Belgique | Belgique, Cour de cassation, 15 juin 2018, C.17.0422.F


N° C.17.0422.F
S. D. C.,
demanderesse en cassation,
représentée par Maître Paul Alain Foriers, avocat à la Cour de cassation, dont le cabinet est établi à Bruxelles, avenue Louise, 149, où il est fait élection de domicile,

contre

1. L. D. M. et
2. F. D.,
défendeurs en cassation,
3. J. N.,
4. L. W.,
défendeurs en cassation ou, à tout le moins, parties appelées en déclaration d'arrêt commun.

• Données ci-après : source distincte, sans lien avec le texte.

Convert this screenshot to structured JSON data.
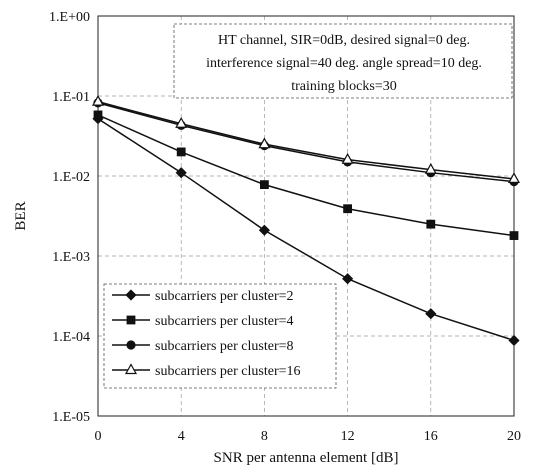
{
  "chart_data": {
    "type": "line",
    "xlabel": "SNR per antenna element [dB]",
    "ylabel": "BER",
    "x": [
      0,
      4,
      8,
      12,
      16,
      20
    ],
    "x_ticks": [
      "0",
      "4",
      "8",
      "12",
      "16",
      "20"
    ],
    "yscale": "log",
    "ylim": [
      1e-05,
      1
    ],
    "y_ticks": [
      "1.E-05",
      "1.E-04",
      "1.E-03",
      "1.E-02",
      "1.E-01",
      "1.E+00"
    ],
    "grid": true,
    "legend_position": "bottom-left",
    "annotation": [
      "HT channel, SIR=0dB, desired signal=0 deg.",
      "interference signal=40 deg. angle spread=10 deg.",
      "training blocks=30"
    ],
    "series": [
      {
        "name": "subcarriers per cluster=2",
        "marker": "diamond",
        "values": [
          0.052,
          0.011,
          0.0021,
          0.00052,
          0.00019,
          8.8e-05
        ]
      },
      {
        "name": "subcarriers per cluster=4",
        "marker": "square",
        "values": [
          0.058,
          0.02,
          0.0078,
          0.0039,
          0.0025,
          0.0018
        ]
      },
      {
        "name": "subcarriers per cluster=8",
        "marker": "circle",
        "values": [
          0.082,
          0.043,
          0.024,
          0.015,
          0.011,
          0.0085
        ]
      },
      {
        "name": "subcarriers per cluster=16",
        "marker": "triangle",
        "values": [
          0.085,
          0.045,
          0.025,
          0.016,
          0.012,
          0.0092
        ]
      }
    ]
  }
}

I. La procédure devant la Cour
Le pourvoi en cassation est dirigé contre les jugements rendus le 27 juin 2012 par le tribunal

de première instance de Charleroi et le 24 mai 2016 par le tribunal de première instance du Hainaut, statuant...

N° C.17.0422.F
S. D. C.,
demanderesse en cassation,
représentée par Maître Paul Alain Foriers, avocat à la Cour de cassation, dont le cabinet est établi à Bruxelles, avenue Louise, 149, où il est fait élection de domicile,

contre

1. L. D. M. et
2. F. D.,
défendeurs en cassation,
3. J. N.,
4. L. W.,
défendeurs en cassation ou, à tout le moins, parties appelées en déclaration d'arrêt commun.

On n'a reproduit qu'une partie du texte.